Se obligó a dejar el equipo y volver a la cocina. El agua sería un gran problema, porque pesaba mucho. Una garrafa de cinco litros pesaba casi cuatro kilos, sin contar con el peso del contenedor. Tenía agua embotellada, pero no era cómoda de llevar. Necesitaban una especie de bota que pudieran colgarse a la espalda, pero no se le ocurría nada para improvisar una.

Quizá Roy Edward sabría si había algún riachuelo en las montañas. Seguro que había alguno, aparte del que pasaba junto al pueblo antes de unirse al río principal.

Cal regresó con metros y metros de cuerda colgados en el hombro. Miró lo que ella había preparado y asintió.

– He cogido algunas cosas más, de paso. Cerillas en una caja impermeable y cosas así. ¿Y las mantas?

– Las que yo tengo son muy gruesas -respondió ella-. Iba a llevarlas a los demás, porque son demasiado pesadas para cargarlas mientras escalamos.

Él asintió.

– Yo tengo un par de mantas finas en mi casa y una colchoneta que se enrolla. Muy bien, pues ya está. Podríamos coger más cosas, pero no podemos llevarlas encima. Vámonos. Para cuando estemos listos, casi no tendremos luz de día.

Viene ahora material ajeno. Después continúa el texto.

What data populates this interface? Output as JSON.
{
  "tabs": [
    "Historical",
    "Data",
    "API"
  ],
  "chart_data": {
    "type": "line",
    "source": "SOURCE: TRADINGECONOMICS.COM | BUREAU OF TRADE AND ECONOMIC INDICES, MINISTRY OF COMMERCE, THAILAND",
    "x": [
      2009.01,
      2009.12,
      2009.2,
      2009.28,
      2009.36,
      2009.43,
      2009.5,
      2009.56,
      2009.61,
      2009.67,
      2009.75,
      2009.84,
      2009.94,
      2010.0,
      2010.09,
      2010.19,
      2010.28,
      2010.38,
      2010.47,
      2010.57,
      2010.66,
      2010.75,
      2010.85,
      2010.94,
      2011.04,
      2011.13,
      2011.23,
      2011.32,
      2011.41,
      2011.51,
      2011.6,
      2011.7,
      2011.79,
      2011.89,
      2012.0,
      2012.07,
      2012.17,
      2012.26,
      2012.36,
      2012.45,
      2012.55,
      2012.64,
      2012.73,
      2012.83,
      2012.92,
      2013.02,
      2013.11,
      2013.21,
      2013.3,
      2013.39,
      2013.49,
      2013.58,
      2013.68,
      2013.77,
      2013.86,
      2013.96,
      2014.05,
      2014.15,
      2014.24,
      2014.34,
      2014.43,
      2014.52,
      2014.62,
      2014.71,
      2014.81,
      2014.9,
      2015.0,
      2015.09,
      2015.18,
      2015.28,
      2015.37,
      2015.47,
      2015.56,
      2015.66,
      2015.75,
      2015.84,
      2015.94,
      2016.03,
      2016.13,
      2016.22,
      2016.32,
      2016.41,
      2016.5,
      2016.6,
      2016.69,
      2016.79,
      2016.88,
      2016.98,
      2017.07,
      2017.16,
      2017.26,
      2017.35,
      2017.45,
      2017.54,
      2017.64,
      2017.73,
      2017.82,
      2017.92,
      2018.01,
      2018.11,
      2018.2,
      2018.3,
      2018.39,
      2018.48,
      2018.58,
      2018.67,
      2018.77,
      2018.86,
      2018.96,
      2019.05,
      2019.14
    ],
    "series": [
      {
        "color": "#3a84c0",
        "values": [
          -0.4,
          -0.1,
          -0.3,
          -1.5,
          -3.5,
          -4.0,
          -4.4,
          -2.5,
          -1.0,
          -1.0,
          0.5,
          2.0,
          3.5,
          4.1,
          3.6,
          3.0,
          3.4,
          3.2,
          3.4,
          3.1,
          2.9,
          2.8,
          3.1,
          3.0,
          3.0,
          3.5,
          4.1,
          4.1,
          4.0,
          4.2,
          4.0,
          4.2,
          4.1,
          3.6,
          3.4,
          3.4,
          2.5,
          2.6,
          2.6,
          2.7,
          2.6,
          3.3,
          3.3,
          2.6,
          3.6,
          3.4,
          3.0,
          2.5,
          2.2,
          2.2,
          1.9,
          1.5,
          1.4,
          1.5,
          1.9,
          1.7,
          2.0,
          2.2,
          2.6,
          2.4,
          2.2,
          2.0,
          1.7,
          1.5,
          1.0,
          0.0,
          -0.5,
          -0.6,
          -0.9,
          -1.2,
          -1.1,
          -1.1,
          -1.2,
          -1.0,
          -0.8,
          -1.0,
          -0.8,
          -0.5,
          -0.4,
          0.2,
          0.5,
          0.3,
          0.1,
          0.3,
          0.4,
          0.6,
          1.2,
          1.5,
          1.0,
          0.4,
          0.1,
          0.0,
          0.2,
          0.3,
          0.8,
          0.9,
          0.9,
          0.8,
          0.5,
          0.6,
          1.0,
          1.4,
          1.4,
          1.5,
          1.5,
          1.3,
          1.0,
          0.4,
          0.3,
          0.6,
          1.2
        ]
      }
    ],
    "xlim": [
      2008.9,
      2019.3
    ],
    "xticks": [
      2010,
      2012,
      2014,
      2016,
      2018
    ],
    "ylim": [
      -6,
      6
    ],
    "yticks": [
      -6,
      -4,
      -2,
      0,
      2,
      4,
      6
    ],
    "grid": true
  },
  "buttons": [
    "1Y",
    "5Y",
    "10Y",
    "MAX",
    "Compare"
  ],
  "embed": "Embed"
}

– ¿Y qué vamos a hacer? No podemos escalar de noche.

– Nos pondremos en posición, que quizá nos lleve un par horas. Lo que podamos hacer hoy es tiempo que nos ahorramos mañana.

Tenía razón, y la estricta disciplina que aplicaba a cada movimiento, incluso el tono de voz, delataba que sabía lo que estaba haciendo. Ya lo había hecho antes, seguramente en circunstancias igual de complicadas.

Cuando entraron en el sótano de los Richardson, vieron que Creed había organizado a los demás con la misma disciplina que Cal. Mientras éste enseñaba a unos cuantos la forma más segura de desplazarse por el pueblo, los atajos y dónde tenían que ir con cuidado, Creed se encargó del problema del agua.

Según Roy Edward, había varios riachuelos en las montañas, pero todavía tenían que solucionar el tema de las botellas. Creed se quedó pensativo. Sin darse ni cuenta, Cate vio que Maureen cortaba las perneras de un par de calzoncillos largos térmicos de Perry. Hizo un nudo en un extremo y llenó la pernera de botellas, como si cargara torpedos en una lanzadera. Cuando tuvo las dos perneras llenas, ató los otros extremos y luego colocó una especie de cintas para colgárselas a la espalda. Cate probó el invento. Pesaban más de lo que quisiera, pero el peso iría disminuyendo a medida que fueran bebiendo.

Cal regresó con dos mantas y lo que Cate supuso que sería una colchoneta para dormir, pero que se parecía mucho a las que se usan en clase de yoga. Cal enrolló una manta y la colgó a la espalda de Cate y él se colgó la otra manta y la colchoneta. Se colgó el agua, con una sonrisa ante la ingeniosa solución, y miró a Creed.